Whatever the truth or motive, Brown’s promise has become lore, used by both supporters and critics of the 1.7-mile subway to argue for and against the project.
Besides engineers, studies, construction crews and concrete, large transportation projects like the Central Subway need one more key ingredient: a creation myth.
“Did it happen? Nobody knows but Rose and Willie. But even if it did, who cares?” said Tom Radulovich, a member of the BART board who has criticized the project. These stories are “really compelling to people who want the project built.”Radulovich should know. BART has begun work on a new train line that will run from Pittsburg to Hillcrest in Contra Costa County. This $462 million project is the fulfillment of a promise reportedly made more than 50 years ago at a Martinez doughnut shop to an opportunistic county supervisor.
Joe Silva, the story goes, was the swing vote on the Contra Costa County Board of Supervisors on the issue of whether the county should join Alameda and San Francisco Counties to form BART. Politicians who wanted BART arranged the meeting with Silva where, according to some versions, he received a phone call from Gov.

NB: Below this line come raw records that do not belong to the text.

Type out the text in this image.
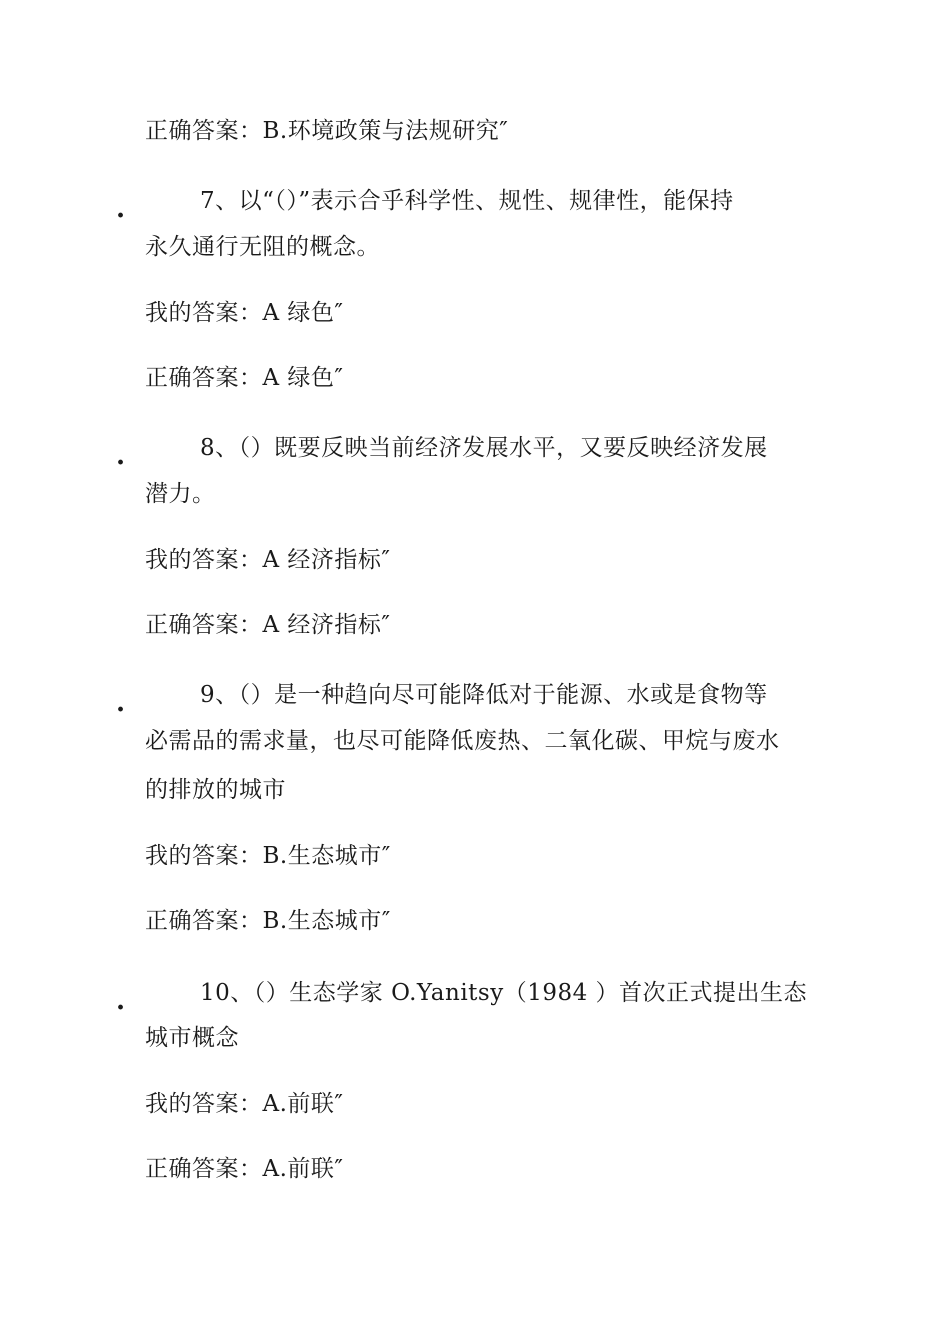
正确答案：B.环境政策与法规研究″
.	7、以“（）”表示合乎科学性、规性、规律性，能保持
永久通行无阻的概念。
我的答案：A 绿色″
正确答案：A 绿色″
.	8、（）既要反映当前经济发展水平，又要反映经济发展
潜力。
我的答案：A 经济指标″
正确答案：A 经济指标″
.	9、（）是一种趋向尽可能降低对于能源、水或是食物等
必需品的需求量，也尽可能降低废热、二氧化碳、甲烷与废水
的排放的城市
我的答案：B.生态城市″
正确答案：B.生态城市″
.	10、（）生态学家 O.Yanitsy（1984 ）首次正式提出生态
城市概念
我的答案：A.前联″
正确答案：A.前联″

Pat Brown and was promised that BART would extend into eastern Contra Costa if he voted yes.
Silva and the others who were at the meeting are dead. Survivors who have heard the tale offer varying accounts. But over the years it has become a rallying cry for residents in places like Brentwood who believe that BART owes them a train.
Joel Keller, the BART director who represents the eastern Contra Costa area and who pushed for the new BART line, said that if he withdrew his support, “you’d be writing about the former BART director who foolishly spoke in the face of rural legend.”
The Central Subway is set to open in 2018. It will extend Third Street light rail service underground to Chinatown, where Pak has long held sway.
In an interview this week, Pak said that Brown did indeed promise the Chinatown community a subway as politicians had done before. She laughed off the story of a back-room deal between her and Brown, saying, “People always like a good conspiracy theory.”
But, she said, “The myth, of course, helps.”